Steps for Testing Hypotheses

  1. A research question is phrased; a suggested answer (the research hypothesis) is postulated. At this point then, all we have is a theory about something, and a view of “what we think the result is.” Identify appropriate quantities describing the population -- these are called parameters.
  2. State the proposed theory in terms of the parameter(s) of interest. The resulting statement is known as the research hypothesis (more generally as the alternative hypothesis). The “anti-theory” is a statement of no change, or no difference, or no effect. This statement is known as the null hypothesis (it should be known as the "hypothesis of no difference"). These two hypotheses are usually written side by side, with the null preceding the alternative. The symbol for null hypothesis is H0. The symbol for alternative hypothesis is HA (or often H1). The colon (:) stands for “states.” (The terminology is unfortunate. “Null” usually indicates “worthless” and alternative then sounds like a second-best to worthless. Actually, “null” comes from nullify: The hope is to nullify this hypothesis. “Alternative” is also a poor choice of term: research hypothesis is much better.)
  3. A study is designed. A random sample (or even a number of them) must be obtained. Often this is by far the hardest part of conducting such a study. Determinations also must be made regarding sample sizes. A general rule says “Take the largest sample sizes you can.” But sometimes sampling costs money and the answer to “What is the best sample size” is not that easy to arrive at.
  4. Data is collected and recorded. Your first step in any real world situation is the same as it would be for any data you might collect: Investigate. In particular, obtain appropriate plots, looking for irregularities, surprises and outliers. Clean up the data if outliers are the result of poor data entry or if data is determined to have come from an undesired source.

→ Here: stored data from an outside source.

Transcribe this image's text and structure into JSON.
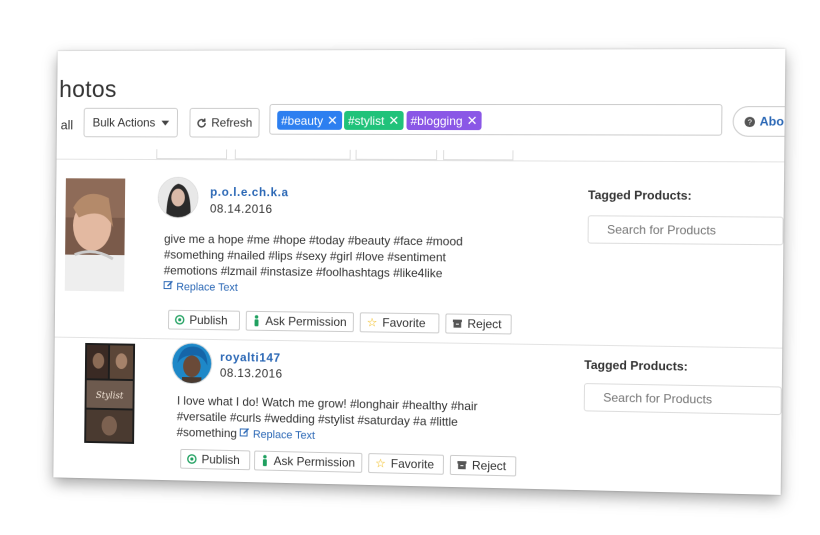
{
  "header": {
    "title": "hotos",
    "select_all": "all",
    "bulk_actions_label": "Bulk Actions",
    "refresh_label": "Refresh",
    "about_label": "Abo"
  },
  "filter_tags": [
    {
      "label": "#beauty",
      "color": "#2d7ff0"
    },
    {
      "label": "#stylist",
      "color": "#20c27a"
    },
    {
      "label": "#blogging",
      "color": "#8a57e6"
    }
  ],
  "colors": {
    "link": "#2a67b5",
    "publish_icon": "#20a060",
    "favorite_icon": "#f0b400"
  },
  "posts": [
    {
      "username": "p.o.l.e.ch.k.a",
      "date": "08.14.2016",
      "caption_lines": [
        "give me a hope #me #hope #today #beauty #face #mood",
        "#something #nailed #lips #sexy #girl #love #sentiment",
        "#emotions #lzmail #instasize #foolhashtags #like4like"
      ],
      "replace_text": "Replace Text",
      "tagged_products_label": "Tagged Products:",
      "search_placeholder": "Search for Products",
      "actions": {
        "publish": "Publish",
        "ask_permission": "Ask Permission",
        "favorite": "Favorite",
        "reject": "Reject"
      }
    },
    {
      "username": "royalti147",
      "date": "08.13.2016",
      "caption_lines": [
        "I love what I do! Watch me grow! #longhair #healthy #hair",
        "#versatile #curls #wedding #stylist #saturday #a #little",
        "#something"
      ],
      "replace_text": "Replace Text",
      "tagged_products_label": "Tagged Products:",
      "search_placeholder": "Search for Products",
      "actions": {
        "publish": "Publish",
        "ask_permission": "Ask Permission",
        "favorite": "Favorite",
        "reject": "Reject"
      }
    }
  ]
}
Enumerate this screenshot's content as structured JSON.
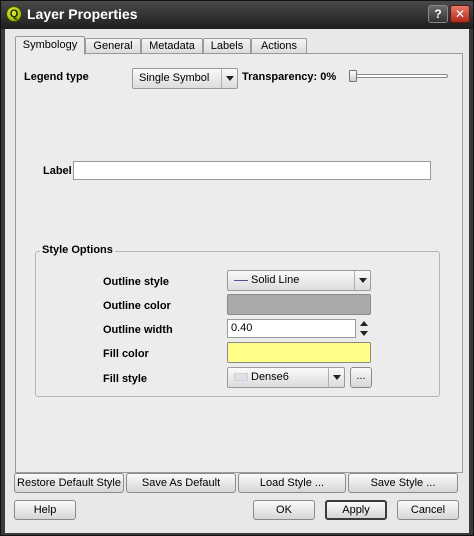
{
  "window": {
    "title": "Layer Properties",
    "help_glyph": "?",
    "close_glyph": "✕",
    "app_icon_letter": "Q"
  },
  "tabs": [
    {
      "label": "Symbology",
      "active": true
    },
    {
      "label": "General",
      "active": false
    },
    {
      "label": "Metadata",
      "active": false
    },
    {
      "label": "Labels",
      "active": false
    },
    {
      "label": "Actions",
      "active": false
    }
  ],
  "symbology": {
    "legend_type_label": "Legend type",
    "legend_type_value": "Single Symbol",
    "transparency_label": "Transparency: 0%",
    "transparency_value": 0,
    "label_field_label": "Label",
    "label_field_value": ""
  },
  "style_options": {
    "title": "Style Options",
    "outline_style_label": "Outline style",
    "outline_style_value": "Solid Line",
    "outline_color_label": "Outline color",
    "outline_color": "#aaaaaa",
    "outline_width_label": "Outline width",
    "outline_width_value": "0.40",
    "fill_color_label": "Fill color",
    "fill_color": "#ffff88",
    "fill_style_label": "Fill style",
    "fill_style_value": "Dense6",
    "fill_style_more": "..."
  },
  "buttons": {
    "restore_default": "Restore Default Style",
    "save_as_default": "Save As Default",
    "load_style": "Load Style ...",
    "save_style": "Save Style ...",
    "help": "Help",
    "ok": "OK",
    "apply": "Apply",
    "cancel": "Cancel"
  }
}
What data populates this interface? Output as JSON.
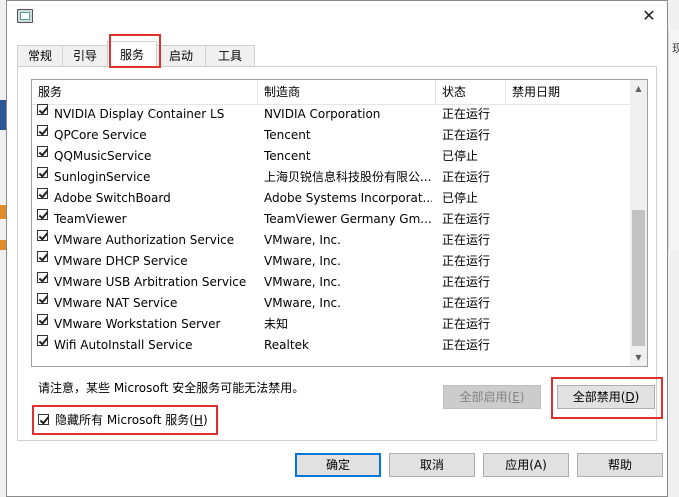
{
  "background": {
    "side_text": "现"
  },
  "window": {
    "close_glyph": "✕"
  },
  "tabs": [
    {
      "label": "常规"
    },
    {
      "label": "引导"
    },
    {
      "label": "服务"
    },
    {
      "label": "启动"
    },
    {
      "label": "工具"
    }
  ],
  "columns": {
    "service": "服务",
    "manufacturer": "制造商",
    "status": "状态",
    "disabled_date": "禁用日期"
  },
  "services": [
    {
      "name": "NVIDIA Display Container LS",
      "manufacturer": "NVIDIA Corporation",
      "status": "正在运行",
      "checked": true
    },
    {
      "name": "QPCore Service",
      "manufacturer": "Tencent",
      "status": "正在运行",
      "checked": true
    },
    {
      "name": "QQMusicService",
      "manufacturer": "Tencent",
      "status": "已停止",
      "checked": true
    },
    {
      "name": "SunloginService",
      "manufacturer": "上海贝锐信息科技股份有限公...",
      "status": "正在运行",
      "checked": true
    },
    {
      "name": "Adobe SwitchBoard",
      "manufacturer": "Adobe Systems Incorporat...",
      "status": "已停止",
      "checked": true
    },
    {
      "name": "TeamViewer",
      "manufacturer": "TeamViewer Germany Gm...",
      "status": "正在运行",
      "checked": true
    },
    {
      "name": "VMware Authorization Service",
      "manufacturer": "VMware, Inc.",
      "status": "正在运行",
      "checked": true
    },
    {
      "name": "VMware DHCP Service",
      "manufacturer": "VMware, Inc.",
      "status": "正在运行",
      "checked": true
    },
    {
      "name": "VMware USB Arbitration Service",
      "manufacturer": "VMware, Inc.",
      "status": "正在运行",
      "checked": true
    },
    {
      "name": "VMware NAT Service",
      "manufacturer": "VMware, Inc.",
      "status": "正在运行",
      "checked": true
    },
    {
      "name": "VMware Workstation Server",
      "manufacturer": "未知",
      "status": "正在运行",
      "checked": true
    },
    {
      "name": "Wifi AutoInstall Service",
      "manufacturer": "Realtek",
      "status": "正在运行",
      "checked": true
    }
  ],
  "note": "请注意，某些 Microsoft 安全服务可能无法禁用。",
  "buttons": {
    "enable_all_text": "全部启用(",
    "enable_all_key": "E",
    "enable_all_end": ")",
    "disable_all_text": "全部禁用(",
    "disable_all_key": "D",
    "disable_all_end": ")",
    "ok": "确定",
    "cancel": "取消",
    "apply": "应用(A)",
    "help": "帮助"
  },
  "hide_ms": {
    "text": "隐藏所有 Microsoft 服务(",
    "key": "H",
    "end": ")",
    "checked": true
  },
  "colors": {
    "highlight": "#e0302b",
    "focus": "#0078d7"
  }
}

  5. The data is summarized and a test statistic (test stat, or TS) is computed. The form of the TS depends on H0. When the research claim is about a single mean, or a comparison between two means, the TS often is a T-statistic (or Z-statistic); it measures the number of standard errors the estimate is from H0. The test stat measures compatibility between H0 and the data.
  6. The observed significance level (OSL; often called a P-value—short for probability value) is computed. The P-value is the probability, computed assuming that H0 is true, that the test statistic will take a value at least as extreme as that actually observed. It is the probability of getting an outcome as extreme or more extreme than the actually observed outcome. Extreme means “far from what we would expect if H0 were true”. The direction or directions that count as “far from what we would expect” are determined by HA. COMMIT THE FOLLOWING TO MEMORY: Small P-values indicate strong evidence against H0.
  7. What do we conclude? We can compare the P-value with a fixed value that we regard as decisive. The decisive value is called the significance level and is given by the Greek letter a. If the P-value is as small or smaller than a, we say that the data are statistically significant at level a. This is equivalent to saying we reject H0 and conclude HA. If the data are not statistically significant, we do not reject H0.

Textbooks often spend little time on the important issues described in steps 1, 3 and 4.